Der Nachbar aus dem Erdgeschoss, schaut nach oben zu mir. Er raucht immer am Fenster mit den Unterarmen im Fensterrahmen aufgestützt, immer im Unterhemd, zu jeder Witterung, sodass ich seine verwaschene Tätowierung einer nackten Frau am Unterarm sehen kann. Vielleicht will er ja nicht, dass seine Oberbekleidung nach Rauch riecht. Er sieht immer nach draußen, aber mit einem Gesichtsausdruck, als würde ihn das alles nicht interessieren, mäandernd zwischen Melancholie und Zufriedenheit.

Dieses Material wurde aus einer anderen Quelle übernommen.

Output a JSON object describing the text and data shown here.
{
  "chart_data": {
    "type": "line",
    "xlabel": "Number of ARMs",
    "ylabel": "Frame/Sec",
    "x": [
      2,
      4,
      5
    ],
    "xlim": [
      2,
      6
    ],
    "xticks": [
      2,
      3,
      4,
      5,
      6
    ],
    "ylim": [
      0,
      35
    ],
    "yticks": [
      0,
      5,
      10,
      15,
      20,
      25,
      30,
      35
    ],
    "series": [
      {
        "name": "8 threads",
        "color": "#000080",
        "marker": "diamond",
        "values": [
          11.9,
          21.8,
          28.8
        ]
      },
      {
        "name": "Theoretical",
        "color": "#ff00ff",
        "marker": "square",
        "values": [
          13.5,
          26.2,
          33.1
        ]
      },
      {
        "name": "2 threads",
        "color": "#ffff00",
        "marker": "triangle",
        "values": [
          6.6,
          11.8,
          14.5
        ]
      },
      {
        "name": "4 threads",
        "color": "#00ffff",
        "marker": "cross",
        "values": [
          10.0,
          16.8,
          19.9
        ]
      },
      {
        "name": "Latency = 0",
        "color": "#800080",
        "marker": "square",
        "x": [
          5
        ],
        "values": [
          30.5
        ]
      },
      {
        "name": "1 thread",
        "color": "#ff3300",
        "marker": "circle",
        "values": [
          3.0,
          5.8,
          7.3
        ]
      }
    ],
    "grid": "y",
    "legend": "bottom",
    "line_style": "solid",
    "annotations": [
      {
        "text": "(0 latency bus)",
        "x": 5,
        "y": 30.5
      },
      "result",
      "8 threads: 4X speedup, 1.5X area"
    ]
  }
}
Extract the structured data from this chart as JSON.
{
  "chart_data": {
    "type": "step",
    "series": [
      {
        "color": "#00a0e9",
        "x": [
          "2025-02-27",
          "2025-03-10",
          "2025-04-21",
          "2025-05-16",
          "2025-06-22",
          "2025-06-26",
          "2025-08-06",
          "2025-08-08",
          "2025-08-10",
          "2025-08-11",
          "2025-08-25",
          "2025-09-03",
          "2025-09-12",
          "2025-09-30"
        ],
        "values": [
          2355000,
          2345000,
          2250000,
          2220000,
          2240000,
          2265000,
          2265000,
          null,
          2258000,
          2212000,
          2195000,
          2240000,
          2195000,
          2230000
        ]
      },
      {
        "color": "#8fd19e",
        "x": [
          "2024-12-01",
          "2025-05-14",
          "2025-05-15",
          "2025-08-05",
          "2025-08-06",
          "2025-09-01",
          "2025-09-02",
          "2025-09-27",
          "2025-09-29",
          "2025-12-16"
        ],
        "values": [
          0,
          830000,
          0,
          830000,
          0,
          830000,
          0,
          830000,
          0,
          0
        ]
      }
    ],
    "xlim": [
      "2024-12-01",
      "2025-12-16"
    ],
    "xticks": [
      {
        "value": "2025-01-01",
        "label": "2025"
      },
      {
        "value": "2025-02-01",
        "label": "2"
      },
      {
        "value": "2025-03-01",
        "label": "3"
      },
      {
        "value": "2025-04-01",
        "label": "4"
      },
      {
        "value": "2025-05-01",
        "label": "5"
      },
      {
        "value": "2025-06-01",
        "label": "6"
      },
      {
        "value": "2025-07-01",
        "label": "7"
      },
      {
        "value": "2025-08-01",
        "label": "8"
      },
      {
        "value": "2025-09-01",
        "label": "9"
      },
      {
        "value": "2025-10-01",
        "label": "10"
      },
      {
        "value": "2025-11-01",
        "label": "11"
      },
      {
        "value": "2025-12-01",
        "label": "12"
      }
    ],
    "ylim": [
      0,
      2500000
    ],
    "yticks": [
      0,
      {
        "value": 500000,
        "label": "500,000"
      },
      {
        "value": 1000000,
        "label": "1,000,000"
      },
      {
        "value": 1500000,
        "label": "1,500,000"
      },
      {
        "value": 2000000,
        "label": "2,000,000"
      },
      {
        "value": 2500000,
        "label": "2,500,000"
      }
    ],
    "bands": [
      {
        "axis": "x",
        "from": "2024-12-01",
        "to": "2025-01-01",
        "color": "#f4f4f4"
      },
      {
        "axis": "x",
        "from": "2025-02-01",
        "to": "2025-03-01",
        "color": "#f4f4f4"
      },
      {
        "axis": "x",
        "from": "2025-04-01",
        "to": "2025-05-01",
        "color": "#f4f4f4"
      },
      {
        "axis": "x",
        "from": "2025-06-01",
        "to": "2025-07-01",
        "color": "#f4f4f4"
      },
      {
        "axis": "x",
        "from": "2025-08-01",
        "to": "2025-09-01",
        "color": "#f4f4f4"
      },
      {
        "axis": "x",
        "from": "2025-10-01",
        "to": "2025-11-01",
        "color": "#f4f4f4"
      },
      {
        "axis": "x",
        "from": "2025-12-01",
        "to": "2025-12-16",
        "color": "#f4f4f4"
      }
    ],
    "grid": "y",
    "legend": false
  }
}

Die Begrüßung folgt eigentlich sonst immer demselben Schema. Ich sage „Hallo.“ und er antwortet eben-falls mit einem „Hallo.“ und je nachdem, wie es uns geht, lächeln wir schief oder nicken dazu nur mit gesenktem Blick.
Heute sagt er stattdessen „Na?“ Mittlerweile weiß ich auch, was man wirklich auf ein „Na?“ antworten sollte. „Alles gut.“
Er nickt, als wüsste er, was ich eigentlich damit meine. Heute hustet er. „Bin krank.“, sagt er entschuldigend. Und ich sage „Ich werde bald umziehen.“
Und er nimmt einen Zug von der fast aufgerauchten Zigarette und sagt „Schade.“ Darüber freue ich mich und ich reiche ihm meinen Tigerbalsam. „Das hilft“. Dann nickt er nochmal und schließt das Fenster.
Und ich denke, näher bin ich der wahren Liebe wahrscheinlich nie in meinen ersten Milliarden Sekunden gekommen.
Zumindest ist es jetzt dunkel geworden und ich kann erst mal schlafen gehen. Das geht ja ganz gut mit Wärmeflasche und Baldrian.